Su escritorio estaba cubierto de muestras de telas.

—¿Puedes creerlo? Recibimos un pedido para diseñar tapizados para coches Mercedes de juguete para niños de tres años. Yo a los tres años jugaba con un carrito rojo de segunda mano, y una de las ruedas se le salía constantemente. Cada vez que se le salía, mi padre me pegaba por no cuidar mis juguetes buenos.

Neeve sintió mejorar su propio humor:

—Tío Sal, no sabes cómo me gustaría grabarte. Podría hacer una fortuna chantajeándote después.

—Tú sí tienes corazón, niña. Siéntate. Tomemos una taza de café. Recién hecho, lo prometo.

—Sé que estás ocupado, tío Sal. Cinco minutos nada más. —Neeve se desabotonó la chaqueta.

—¿Podrías olvidarte de lo de «tío», querida? Ya estoy demasiado viejo para que me traten con respeto. —Le echó una mirada crítica a la ropa que llevaba puesta Neeve—. Estás perfecta, como siempre. ¿Qué tal van los negocios?

—Fantásticamente.

—¿Y Myles? Supe que Nicky Sepetti salió el viernes. Supongo que eso lo está desgarrando.

—Estuvo mal el viernes, pero pasamos un bonito fin de semana. Ahora, no estoy segura.

—Invítame a cenar esta semana. Hace un mes que no lo veo.

—Hecho. —Neeve miró cómo Sal servía café de la Silex que tenía junto a su escritorio Miró a su alrededor—. Amo esta oficina.

El empapelado de la pared que estaba detrás del escritorio, representaba el motivo Arrecife del Pacífico, el diseño que había hecho famoso a Sal.

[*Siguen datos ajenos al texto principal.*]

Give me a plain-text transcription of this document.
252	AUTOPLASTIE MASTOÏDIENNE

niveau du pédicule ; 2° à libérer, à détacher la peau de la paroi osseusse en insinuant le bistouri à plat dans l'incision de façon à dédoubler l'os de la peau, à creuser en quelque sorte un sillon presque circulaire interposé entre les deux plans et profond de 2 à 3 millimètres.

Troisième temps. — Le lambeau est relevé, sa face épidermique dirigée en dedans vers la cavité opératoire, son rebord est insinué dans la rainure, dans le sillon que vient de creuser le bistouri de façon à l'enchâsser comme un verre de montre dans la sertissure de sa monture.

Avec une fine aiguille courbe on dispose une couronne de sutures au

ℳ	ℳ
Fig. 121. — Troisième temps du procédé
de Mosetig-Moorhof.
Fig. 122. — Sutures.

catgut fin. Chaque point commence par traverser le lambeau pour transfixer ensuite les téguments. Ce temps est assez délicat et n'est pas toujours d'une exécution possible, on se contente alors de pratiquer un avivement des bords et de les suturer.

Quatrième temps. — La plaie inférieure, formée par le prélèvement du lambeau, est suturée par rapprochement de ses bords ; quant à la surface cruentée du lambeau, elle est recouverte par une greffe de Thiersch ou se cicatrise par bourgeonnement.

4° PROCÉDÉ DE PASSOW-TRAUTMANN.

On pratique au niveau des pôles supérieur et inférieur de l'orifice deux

Sal le había contado más de una vez cómo se había inspirado para esa línea:

—Neeve, yo estaba en el Acuario de Chicago. Era 1972. Ese año la moda era un lío. Todos estaban hastiados de la minifalda. Y todos tenían miedo de probar algo nuevo. Los grandes diseñadores estaban presentando trajes sastre. Shorts Bermudas, trajes ajustados sin forro. Colores pálidos. Colores oscuros. Blusas con volantes, de internado de monjas. Nada que le hiciera decir a una mujer: «Así quiero verme yo». Me paseaba por el acuario, y subí al piso donde se exhibe el llamado Arrecife del Pacífico. Neeve, era como caminar bajo el agua. Piscinas del piso al techo llenas con cientos de peces y plantas exóticas, y corales y caracolas. Y los colores de todo eso… Era como si lo hubiera pintado el mismísimo Michelangelo. Y los dibujos y formas…, docenas y docenas, cada uno único. El plateado transformándose en azul; el coral y el rojo entrelazados. Había un pez amarillo, brillante como el sol de la mañana, con manchas negras. Y la gracia de los movimientos, la fluidez. Pensé: ¡si se pudiera hacer algo así en tela! Empecé a hacer dibujos allí mismo. Sabía que tenía algo grande entre manos. Ese año gané el Premio Coty. Puse cabeza abajo toda la industria de la moda. Las ventas de los grandes modistos fueron fantásticas. Lo mismo que las licencias para la venta masiva y la fabricación de accesorios. Y todo porque tuve la inteligencia de copiar a la Madre Naturaleza. —Siguió la mirada de Neeve, fija en la pared—. Ese diseño. Maravilloso. Alegre. Elegante. Agraciado. Tentador. Sigue siendo lo mejor que yo haya hecho. Pero no se lo digas a nadie. No saben mi secreto. La semana que viene te haré ver el adelanto de mi colección de otoño. Viene en segundo lugar entre lo mejor que he hecho. Sensacional. ¿Y qué tal tu vida amorosa?

—No existe.

—¿Y ese tipo que invitaste a cenar hace un par de meses? Estaba loco por ti.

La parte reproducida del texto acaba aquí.